ButchMonkey: One of the fun things for gold-making I remember doing was server hopping. Finding servers where the economy is totally different than the one you’re on, buying out a ton of mounts and mats – a good old spreadsheet to figure out how much money could be made. Around that time you could start using gold to convert into Blizzard balance, and if you could play cards right you could get you flip for free and make more on top that. It was a unique approach instead of flipping on the same server constantly.

Gumdrops: That’s some next level stuff!

ButchMonkey: It was hard work for sure, but it pays off.

Gumdrops: It’s a shame you didn’t have the web-based analysis tool that we’ve got upcoming..

Muffin: I know a lot of people do that with pets without needing to do character transfers. Learn the pet and pick it up on another server.

Gumdrops: Yeah Vahdis knows a thing or two about that, everyone can direct their pet questions to Vahdis.

There are a couple more questions that might lead to bigger discussions, but I think we’re over time unfortunately for what we had allotted. If there’s anything that we missed on the reddit post I’ll put together a transcript and a blog post with a recording.

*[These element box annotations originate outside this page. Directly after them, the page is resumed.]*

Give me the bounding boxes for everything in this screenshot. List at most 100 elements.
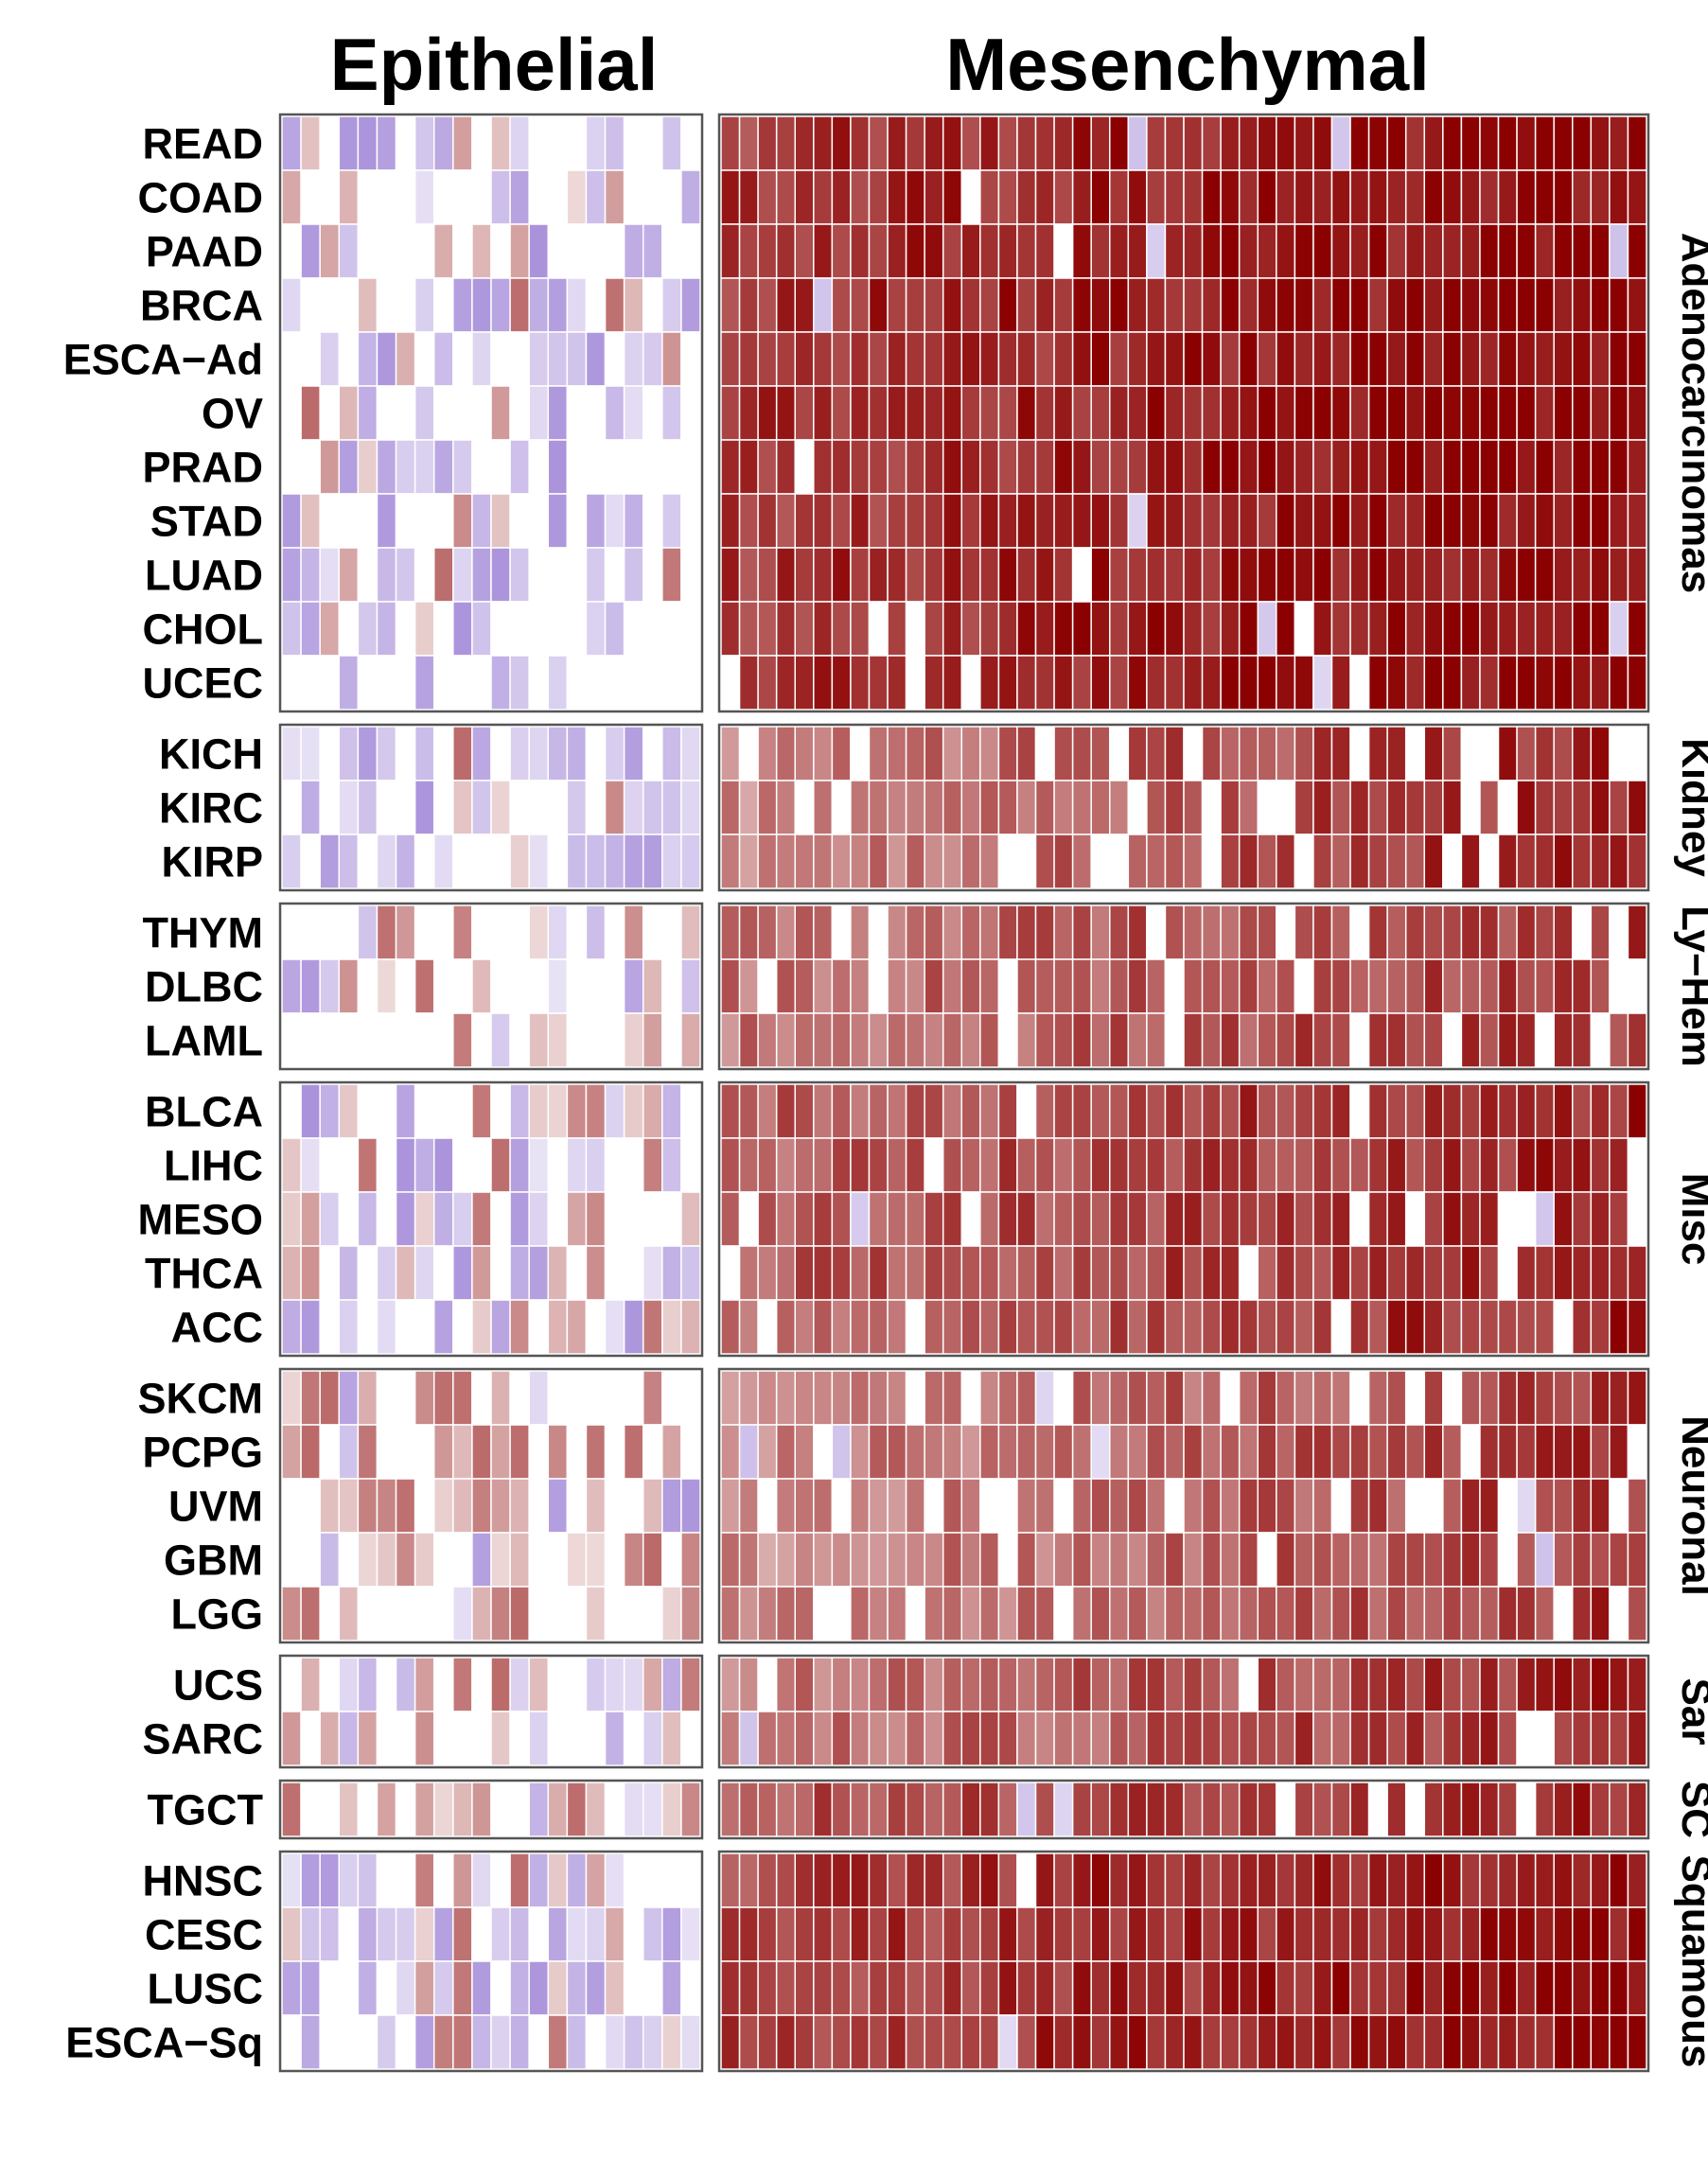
heatmap-cell <box>1349 1711 1370 1766</box>
heatmap-cell <box>281 601 302 657</box>
heatmap-cell <box>623 277 644 333</box>
heatmap-cell <box>831 1906 852 1962</box>
heatmap-cell <box>1590 115 1611 171</box>
heatmap-cell <box>1497 385 1518 441</box>
heatmap-cell <box>1349 780 1370 835</box>
heatmap-cell <box>585 958 607 1014</box>
heatmap-cell <box>1276 1083 1296 1139</box>
heatmap-cell <box>979 655 1000 711</box>
heatmap-cell <box>300 1852 321 1908</box>
heatmap-cell <box>1053 1083 1074 1139</box>
heatmap-cell <box>813 834 834 889</box>
heatmap-cell <box>1442 223 1463 279</box>
heatmap-cell <box>661 1782 682 1837</box>
heatmap-cell <box>813 1852 834 1908</box>
heatmap-cell <box>757 1245 778 1301</box>
heatmap-cell <box>1164 1191 1185 1247</box>
heatmap-cell <box>1090 277 1111 333</box>
heatmap-cell <box>1016 726 1037 781</box>
heatmap-cell <box>794 1852 815 1908</box>
heatmap-cell <box>547 223 569 279</box>
heatmap-cell <box>1330 169 1351 225</box>
heatmap-cell <box>1053 277 1074 333</box>
heatmap-cell <box>960 1960 981 2016</box>
heatmap-cell <box>319 169 341 225</box>
heatmap-cell <box>509 1424 530 1480</box>
heatmap-cell <box>850 958 871 1014</box>
heatmap-cell <box>1404 904 1426 960</box>
heatmap-cell <box>661 958 682 1014</box>
heatmap-cell <box>1627 1245 1647 1301</box>
heatmap-cell <box>868 1478 889 1534</box>
heatmap-cell <box>1034 2014 1055 2070</box>
heatmap-cell <box>1220 655 1241 711</box>
heatmap-cell <box>1109 277 1130 333</box>
heatmap-cell <box>1220 385 1241 441</box>
heatmap-cell <box>281 547 302 603</box>
heatmap-cell <box>642 1424 663 1480</box>
heatmap-cell <box>509 904 530 960</box>
heatmap-cell <box>1330 655 1351 711</box>
heatmap-cell <box>395 1299 416 1355</box>
heatmap-cell <box>1516 1960 1537 2016</box>
heatmap-cell <box>979 1657 1000 1712</box>
heatmap-cell <box>1330 601 1351 657</box>
heatmap-cell <box>414 780 435 835</box>
heatmap-cell <box>887 1478 907 1534</box>
heatmap-cell <box>414 1083 435 1139</box>
heatmap-cell <box>1201 331 1222 387</box>
heatmap-cell <box>1497 1586 1518 1642</box>
heatmap-cell <box>509 1478 530 1534</box>
heatmap-cell <box>471 834 492 889</box>
heatmap-cell <box>1276 655 1296 711</box>
heatmap-cell <box>1609 1906 1629 1962</box>
heatmap-cell <box>813 1657 834 1712</box>
heatmap-cell <box>566 1370 588 1426</box>
heatmap-cell <box>1460 2014 1481 2070</box>
heatmap-cell <box>1276 780 1296 835</box>
heatmap-cell <box>1164 493 1185 549</box>
heatmap-cell <box>1404 1245 1426 1301</box>
row-label: COAD <box>138 174 264 222</box>
heatmap-cell <box>720 1657 741 1712</box>
heatmap-cell <box>979 1906 1000 1962</box>
heatmap-cell <box>1572 1852 1593 1908</box>
heatmap-cell <box>661 1424 682 1480</box>
heatmap-cell <box>414 1532 435 1588</box>
heatmap-cell <box>1330 439 1351 495</box>
heatmap-cell <box>1294 1083 1314 1139</box>
heatmap-cell <box>1257 655 1277 711</box>
heatmap-cell <box>868 1852 889 1908</box>
heatmap-cell <box>281 331 302 387</box>
heatmap-cell <box>1516 1711 1537 1766</box>
heatmap-cell <box>1071 834 1092 889</box>
heatmap-cell <box>1627 277 1647 333</box>
heatmap-cell <box>1183 1478 1204 1534</box>
heatmap-cell <box>1201 493 1222 549</box>
heatmap-cell <box>471 1532 492 1588</box>
heatmap-cell <box>1238 493 1259 549</box>
heatmap-cell <box>905 169 925 225</box>
heatmap-cell <box>1053 493 1074 549</box>
heatmap-cell <box>1071 1852 1092 1908</box>
heatmap-cell <box>319 115 341 171</box>
heatmap-cell <box>757 1852 778 1908</box>
heatmap-cell <box>775 2014 796 2070</box>
heatmap-cell <box>1016 1191 1037 1247</box>
heatmap-cell <box>738 1711 759 1766</box>
heatmap-cell <box>357 726 379 781</box>
heatmap-cell <box>528 169 550 225</box>
heatmap-cell <box>414 834 435 889</box>
heatmap-cell <box>868 958 889 1014</box>
heatmap-cell <box>1553 223 1574 279</box>
heatmap-cell <box>319 1424 341 1480</box>
heatmap-cell <box>1572 493 1593 549</box>
heatmap-cell <box>642 834 663 889</box>
heatmap-cell <box>490 115 511 171</box>
heatmap-cell <box>642 726 663 781</box>
heatmap-cell <box>1053 1711 1074 1766</box>
heatmap-cell <box>1497 169 1518 225</box>
heatmap-cell <box>1294 601 1314 657</box>
heatmap-cell <box>1404 958 1426 1014</box>
heatmap-cell <box>738 331 759 387</box>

Thank you to the TSM Team for joining in and having a chat this evening, I think it was really fun. Thanks for everyone listening in, I really enjoyed it and I hope you did too.

Definitely let us know if you run in to any issues or have feedback on TSM 4.10, hopefully you enjoy the new version of the addon. We appreciate you hanging out and maybe we’ll do something in the future!